August, whenever. One of those really hot days in Oregon. They do have them, you know. It reminds me of that day in '72 we spent at a benefit for Ken Kesey's brother's creamery at the University of Oregon, in the woods on the Long Tom River. Hottest day in Oregon's history. It was so hot the redwoods were sweating. Twenty-five thousand people were coming through the woods, taking their clothes off. Half the crowd with tops off, the others stark naked. Garcia got hit with heat prostration and passed out onstage. Bobby Weir was puking. People were dropping like flies, ambulances screaming through the woods. The only islands of relief from the unrelenting heat were under the parachutes on old telephone poles (or one of Ken's gin and tonics).

Today is even hotter. 110 in the shade.

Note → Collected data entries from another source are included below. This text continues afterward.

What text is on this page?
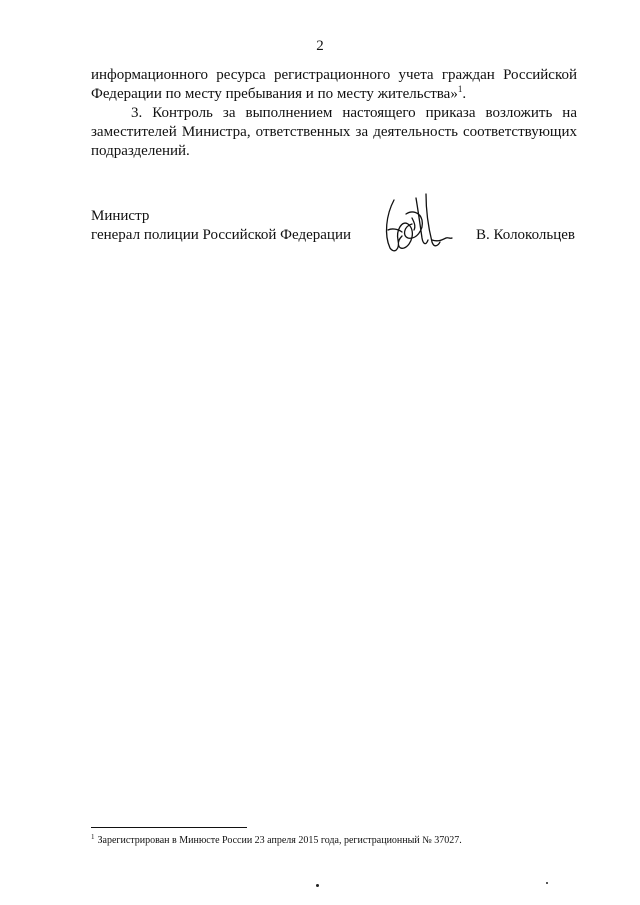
2

информационного ресурса регистрационного учета граждан Российской

Федерации по месту пребывания и по месту жительства»$^1$.

3. Контроль за выполнением настоящего приказа возложить на заместителей Министра, ответственных за деятельность соответствующих подразделений.

Министр
генерал полиции Российской Федерации	В. Колокольцев
$^1$ Зарегистрирован в Минюсте России 23 апреля 2015 года, регистрационный № 37027.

We're on our way back to the motel in a VW Bug, Garcia, Page Browning, and myself and a G-tank of nitrous oxide slung in the backseat. We're breathing gas and driving at the same time, which is really a no-no, and, due to some, uh, distraction the Bug skids off the road and turns over on its side. As it does so the fucking top flies off the G-tank in the backseat and immediately the entire inside of the car freezes up- this is in 110 degree weather.

We get out of there just in time! Or we would have been found frozen inside like an exhibit: "Three hippies in a VW Bug, late twentieth century." They'd put us next to the Woolly Mammoth from Siberia in the Museum of Natural History.

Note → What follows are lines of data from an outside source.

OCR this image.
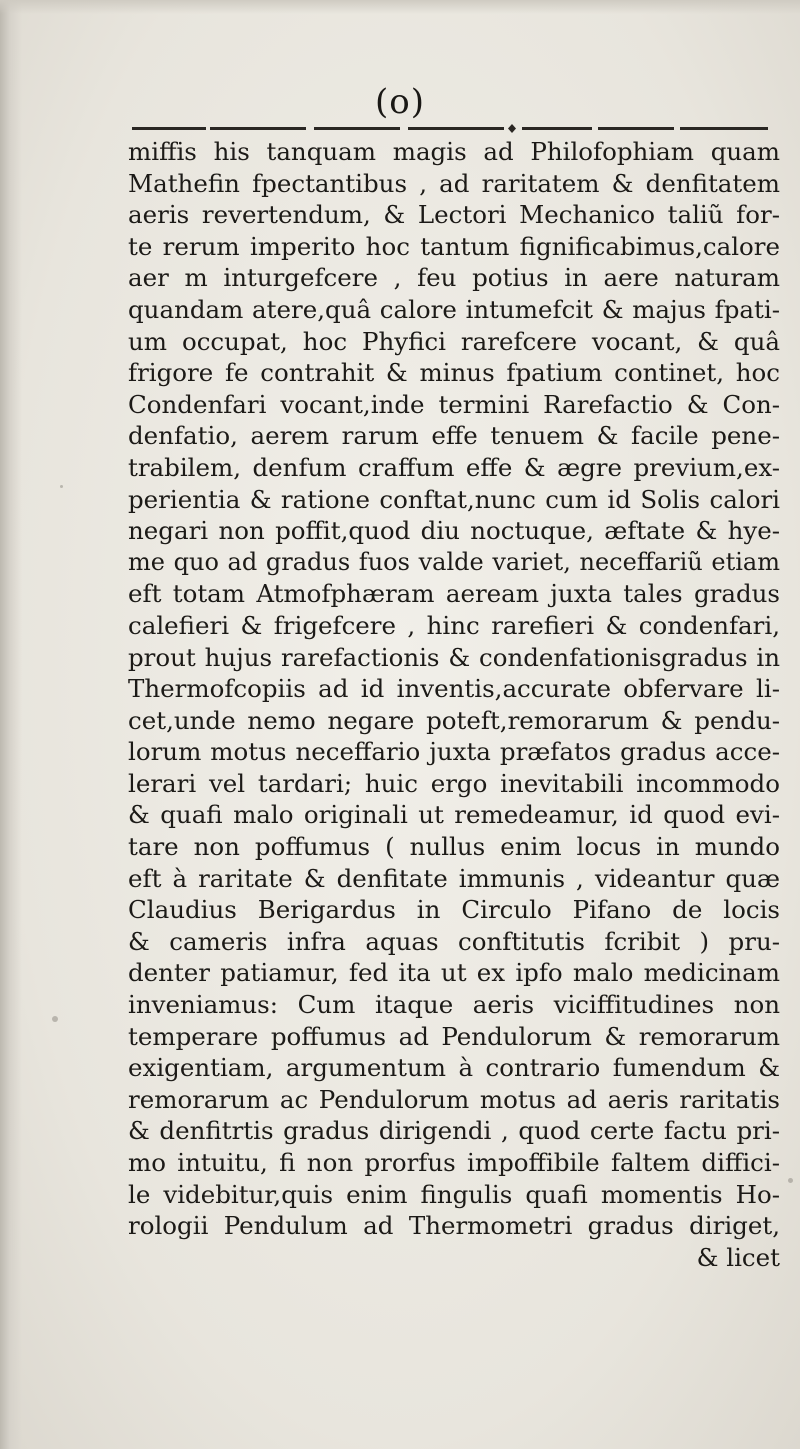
(o)
miffis his tanquam magis ad Philofophiam quam
Mathefin fpectantibus , ad raritatem & denfitatem
aeris revertendum, & Lectori Mechanico taliũ for-
te rerum imperito hoc tantum fignificabimus,calore
aer m inturgefcere , feu potius in aere naturam
quandam atere,quâ calore intumefcit & majus fpati-
um occupat, hoc Phyfici rarefcere vocant, & quâ
frigore fe contrahit & minus fpatium continet, hoc
Condenfari vocant,inde termini Rarefactio & Con-
denfatio, aerem rarum effe tenuem & facile pene-
trabilem, denfum craffum effe & ægre previum,ex-
perientia & ratione conftat,nunc cum id Solis calori
negari non poffit,quod diu noctuque, æftate & hye-
me quo ad gradus fuos valde variet, neceffariũ etiam
eft totam Atmofphæram aeream juxta tales gradus
calefieri & frigefcere , hinc rarefieri & condenfari,
prout hujus rarefactionis & condenfationisgradus in
Thermofcopiis ad id inventis,accurate obfervare li-
cet,unde nemo negare poteft,remorarum & pendu-
lorum motus neceffario juxta præfatos gradus acce-
lerari vel tardari; huic ergo inevitabili incommodo
& quafi malo originali ut remedeamur, id quod evi-
tare non poffumus ( nullus enim locus in mundo
eft à raritate & denfitate immunis , videantur quæ
Claudius Berigardus in Circulo Pifano de locis
& cameris infra aquas conftitutis fcribit ) pru-
denter patiamur, fed ita ut ex ipfo malo medicinam
inveniamus: Cum itaque aeris viciffitudines non
temperare poffumus ad Pendulorum & remorarum
exigentiam, argumentum à contrario fumendum &
remorarum ac Pendulorum motus ad aeris raritatis
& denfitrtis gradus dirigendi , quod certe factu pri-
mo intuitu, fi non prorfus impoffibile faltem diffici-
le videbitur,quis enim fingulis quafi momentis Ho-
rologii Pendulum ad Thermometri gradus diriget,
& licet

Once outside everybody's going, "CLOSE THE DOOR, close the fuckin' door, SAVE THE GAS!" Volkswagens are supposed to float in water, the idea being when you close the doors, the car is airtight. The Bug fills up with nitrous oxide in seconds. It is frozen solid, a furry ball of frost in the middle of a hot summer night. It's so frosty you can write your name in the ice! Which Page has the presence of mind to do. He writes: "WILD THING, I LOVE YOU!"

A few minutes later the highway patrol shows up just as I'm pissing on the door lock to get it open. The frozen Bug is all fuzzy with frost like it just came out of the freezer.

"And what happened here exactly?" the highway patrolman asks. I'm not saying a word. I let Page do the talking.

"Waaall," says Page, "as a matter of fact we have no explanation for it, officer. It's like spontaneous combustion or somethin'. It's a goddamn mystery."

Jerry senses this is not a good tack and picks up the slack, beginning with a supposedly rationalist approach: "Oh, officer, we must have hit an icy spot." Right.

"An icy spot!" says the incredulous cop. I'm standing behind the good officer trying to signal Garcia to cool it. He's still trying to explain a completely iced-up VW Bug in a heat wave.

"We don't have any idea how it happened, officer. Just came round the corner, slid off the road on this, um, vestage of ice." The patrolman walks up and down the road. Of course you can't see this icy spot, but we're all obviously sober. We're coming down fast.

Eventually he leaves, scratching his head and muttering: "Damndest thing I ever saw..." We're pissed off that all the gas is sealed in the car and we don't have a clue how to suck it up. Do you open the window a crack? Can you fill a balloon from a Volkswagen full of nitrous oxide? Let it melt is what were gonna do!